Yeni dünyamızı terk etmedik, bir gün
kapıda bir araba, Halkçı Parti Gazipaşa İlçe Başkanı
arkadaş ve sevdiğim bir insan, Prof.Dr. Aydın Güven
Gürkan. Sarıldık, sesi kısılmış iyice. Filiz hemen
tedaviye aldı doğadan topladığı bitkilerle, tohumlarıyla
gargaralar ve sıcak sıcak içilenlerle. Hoca, Halkçı
Parti Merkez Kontenjanı’ndan Antalya’da liste başı. Ve
seçim sonu Gürkan Hoca Parlamentoda ne kadar güzel/ne
kadar yararlı işler yaptı.
“Kemal ağabey” (Aydar), Antalya Halkçı
Parti eski milletvekili Aydın Güven Gürkan sizleri her
zaman ki gibi sevgiyle, saygıyla, özlemle ve rahmetle
anıyorum.
Bir
Oğul
Yazımın başında Kuşadası’nda yaşayan
sanatçı, sanatsever dediğim Selim, Prof.Dr. Bülent Nuri
Esen’in vefalı oğludur.
4.Kuşadası Öykü ve Şiir Günleri/05-07
Eylül 2007” yazılı bir çağrıdır gelen. Gidilmez olur mu?

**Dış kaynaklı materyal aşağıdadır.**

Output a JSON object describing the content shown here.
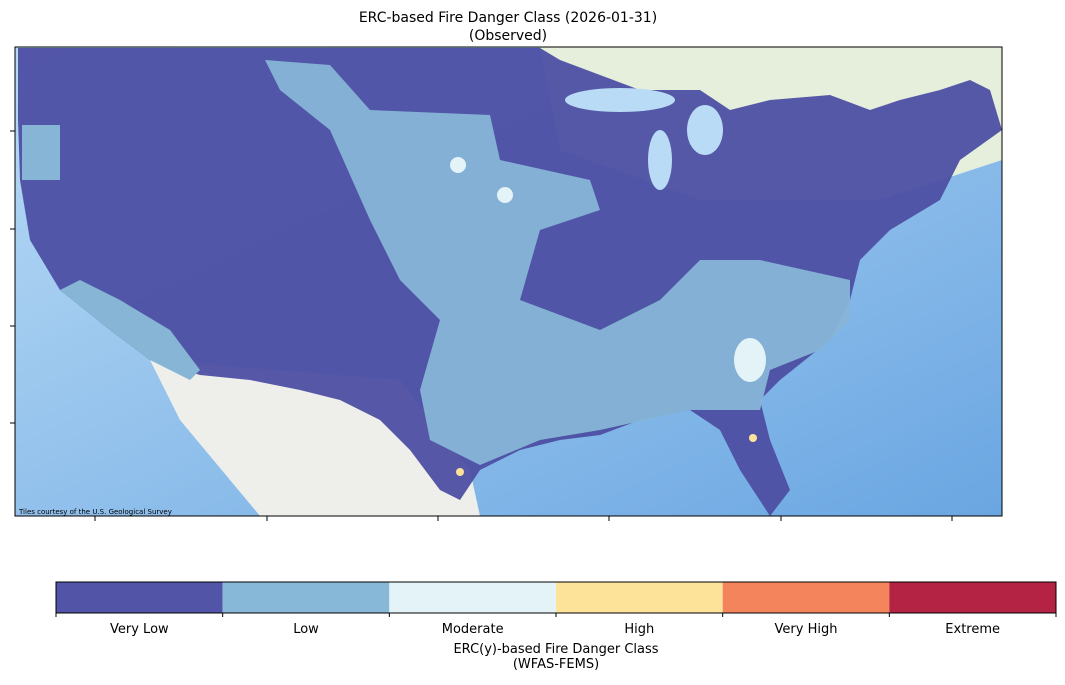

Ülkemizin dünyada yüz akı değerli, övünç
veren bir evlat Fazıl Say’ın, edebiyat ve düşün
dünyamızda ve müzik yazılarında yüz akı baba bin yıllık
kadim dost Ahmet Say, sol düşüncenin ünlü kişilerinden
bunun acısı/çilesini genç yaşlarda mapus damlarında da
çektirilen sahne sanatçısı ve yazar yine bin yıllık
dostlardan Kemal Bekir Manav, yine ışıklarımından emekli
öğretmen Alevi/Bektaşi inanç ve kültürünün/düşününün
yetkili ve etkili erbab-ı kalemlerinden aynı zamanda
“demtaşım” yıllar yılının dostu, tanışım Vecihi
Timuroğlu canın ve nice sevdiklerimizin “içtima
ettikleri” şiir ve öykü günlerinde, bunları sağlayan bir
insan da tanıdık, Kuşadası Belediye Başkanı gepegenç bir
adam Fuat Akdoğan, Yalansız dolansız sözleri ve
davranışlarıyla bizleri şaşırtan bir Belediye Başkanı,
n’apalım AKP’li olduysa, varsın olsun dedik, uygar insan
olarak.
Yeniden buluşmak umut ve dileğiyle
sarılarak ayrıldık birbirimizden.
Gerçeğe Hü.
(…)
İşbu
yazıyı yüce Allahın izni, Peygamber efendimizin
kavliyle, 15 Eylül 2008 tarihinde, Antalya Toroslar
Beydağları Geyikbayırı Köyünde yazdım, tarih düşüyorum.